Dec 8 2014
Two Missouri University of Science and Technology students and one recent graduate are part of a team that has been selected as a finalist to design part of a Mars landing mission in 2018.
The MARA-DS team, comprised of five students from four universities, is one of 10 finalists who proposed a Mars mission payload as part of Mars One’s University Competition. The payloads had to be deemed feasible and meet all requirements and restrictions as outlined by Lockheed Martin, the company that will build the 2018 unmanned Mars lander.
The team’s project, “MARA-DS: Material Radiation Degradation Study,” is designed to protect human explorers on Mars from hazardous cosmic rays and solar radiation. The team plans to develop instrumentation to record the energy and impact of galactic cosmic ray and solar particle concentration level changes on the surface of Mars.
The payload will establish a baseline control for the radiation environment and measure the massed radiation changes. The collected data will help future explorers develop structures that shield them from radiation.

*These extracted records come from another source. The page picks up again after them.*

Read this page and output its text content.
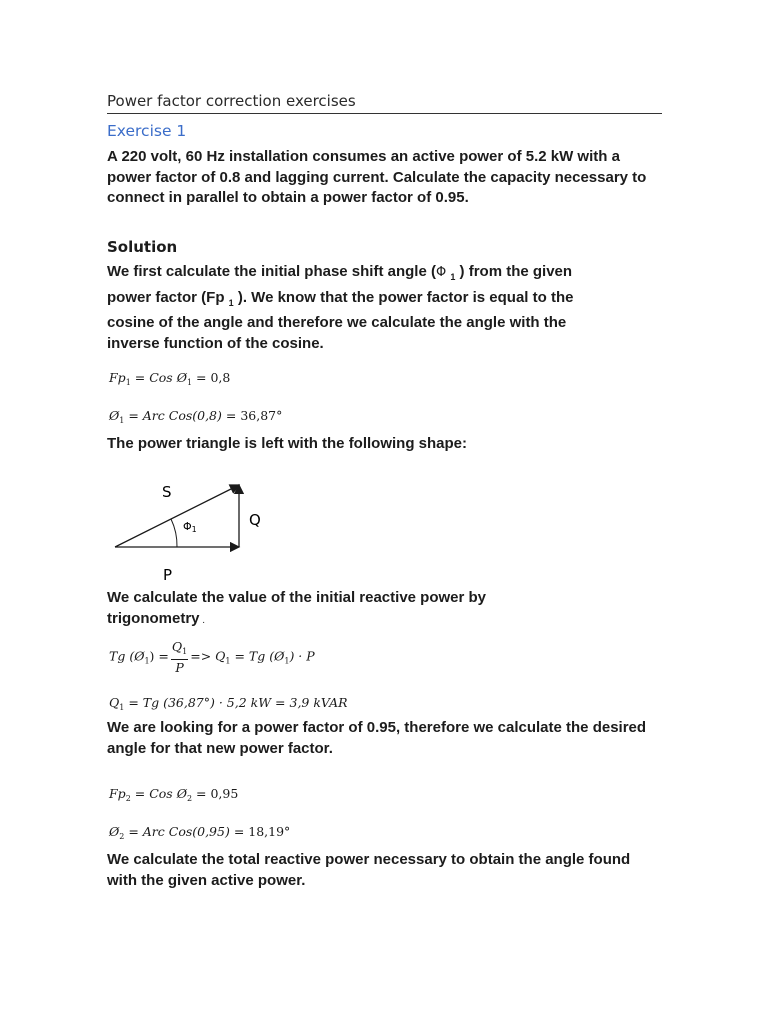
Power factor correction exercises
Exercise 1

A 220 volt, 60 Hz installation consumes an active power of 5.2 kW with a power factor of 0.8 and lagging current. Calculate the capacity necessary to connect in parallel to obtain a power factor of 0.95.

Solution

We first calculate the initial phase shift angle (Φ $_1$ ) from the given
power factor (Fp $_1$ ). We know that the power factor is equal to the
cosine of the angle and therefore we calculate the angle with the
inverse function of the cosine.

$Fp_1$ = Cos $Ø_1 = 0,8$
$Ø_1$ = Arc Cos(0,8) = 36,87°

The power triangle is left with the following shape:

S
Q
P
Φ1

We calculate the value of the initial reactive power by
trigonometry .

Tg $(Ø_1) = \frac{Q_1}{P} => Q_1 = Tg$ $(Ø_1) \cdot P$
$Q_1 = Tg$ (36,87°) · 5,2 kW = 3,9 kVAR

We are looking for a power factor of 0.95, therefore we calculate the desired angle for that new power factor.

$Fp_2$ = Cos $Ø_2 = 0,95$
$Ø_2$ = Arc Cos(0,95) = 18,19°

We calculate the total reactive power necessary to obtain the angle found with the given active power.
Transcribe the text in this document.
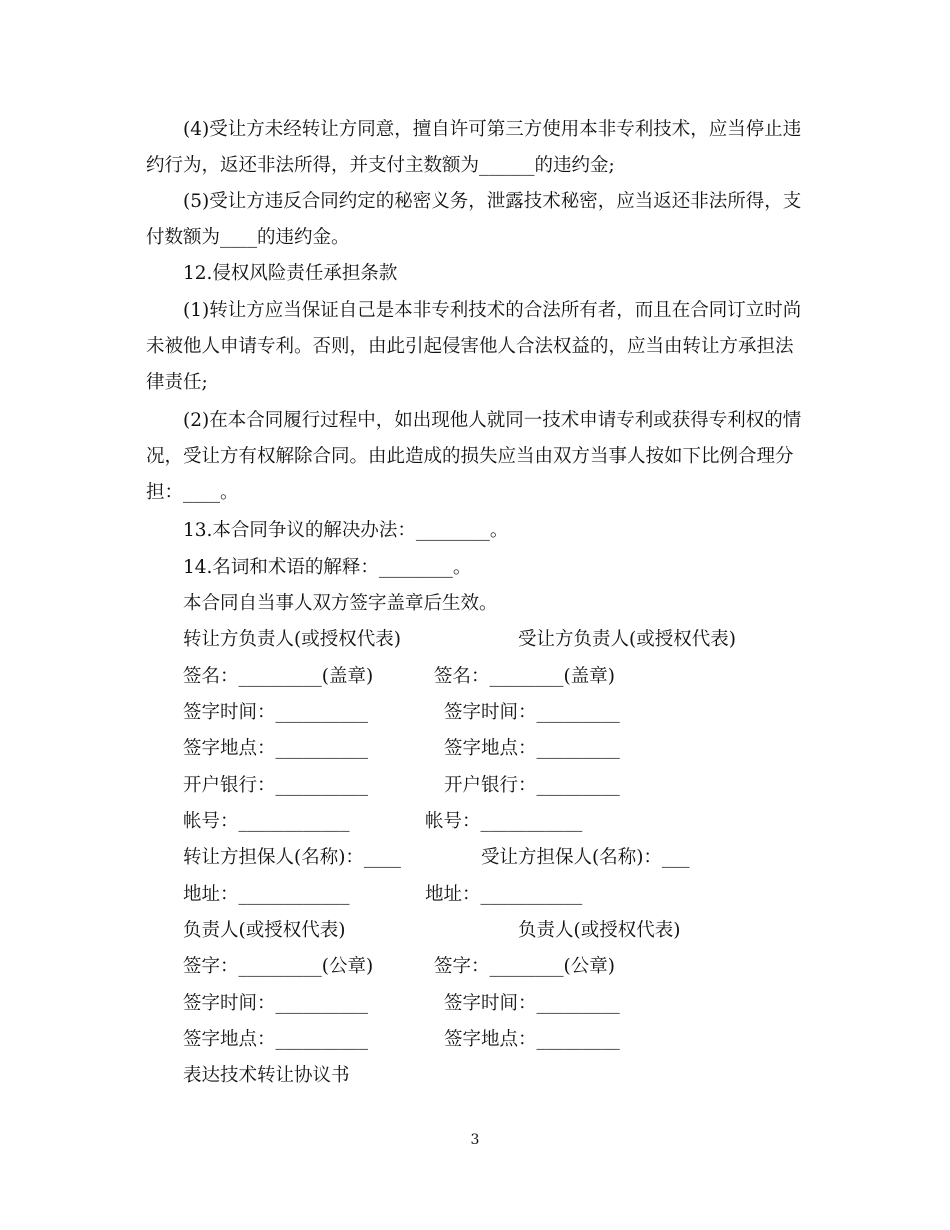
(4)受让方未经转让方同意，擅自许可第三方使用本非专利技术，应当停止违约行为，返还非法所得，并支付主数额为______的违约金;
(5)受让方违反合同约定的秘密义务，泄露技术秘密，应当返还非法所得，支付数额为____的违约金。
12.侵权风险责任承担条款
(1)转让方应当保证自己是本非专利技术的合法所有者，而且在合同订立时尚未被他人申请专利。否则，由此引起侵害他人合法权益的，应当由转让方承担法律责任;
(2)在本合同履行过程中，如出现他人就同一技术申请专利或获得专利权的情况，受让方有权解除合同。由此造成的损失应当由双方当事人按如下比例合理分担：____。
13.本合同争议的解决办法：________。
14.名词和术语的解释：________。
本合同自当事人双方签字盖章后生效。
转让方负责人(或授权代表)	受让方负责人(或授权代表)
签名：_________(盖章)	签名：________(盖章)
签字时间：__________	签字时间：_________
签字地点：__________	签字地点：_________
开户银行：__________	开户银行：_________
帐号：____________	帐号：___________
转让方担保人(名称)：____	受让方担保人(名称)：___
地址：____________	地址：___________
负责人(或授权代表)	负责人(或授权代表)
签字：_________(公章)	签字：________(公章)
签字时间：__________	签字时间：_________
签字地点：__________	签字地点：_________
表达技术转让协议书
3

Missouri S&T students Ian Lee, a senior in engineering management from Southlake, Texas, and Frank Marshall, a senior in physics and applied mathematics from Pattonsburg, Missouri, developed the project with Michael Bouchard, who earned a bachelor of science degree in geology and geophysics from Missouri S&T in 2014 and is currently a Ph.D. student in interplanetary geology at Washington University in St. Louis.
Nick Orenstein, a Ph.D. student in astronautical engineering at University of Southern California, and Charles Parrish, an undergraduate in biological engineering at North Carolina State University, are also part of the MARA-DS team. The team’s faculty advisor is Dr. Robert Binns, research professor of physics at Washington University in St. Louis.
The public will have the opportunity to vote for the winning Mars One payload. Voting will open in the first weeks of December at mars-one.com. Submissions will be accepted until Wednesday, Dec. 31. The winning university payload will be announced on January 5, 2015. Voters must register on the website and donate a minimum of $1 to cast a vote. Proceeds will go toward Mars One’s objective of landing on Mars, which includes funding studies and concept designs.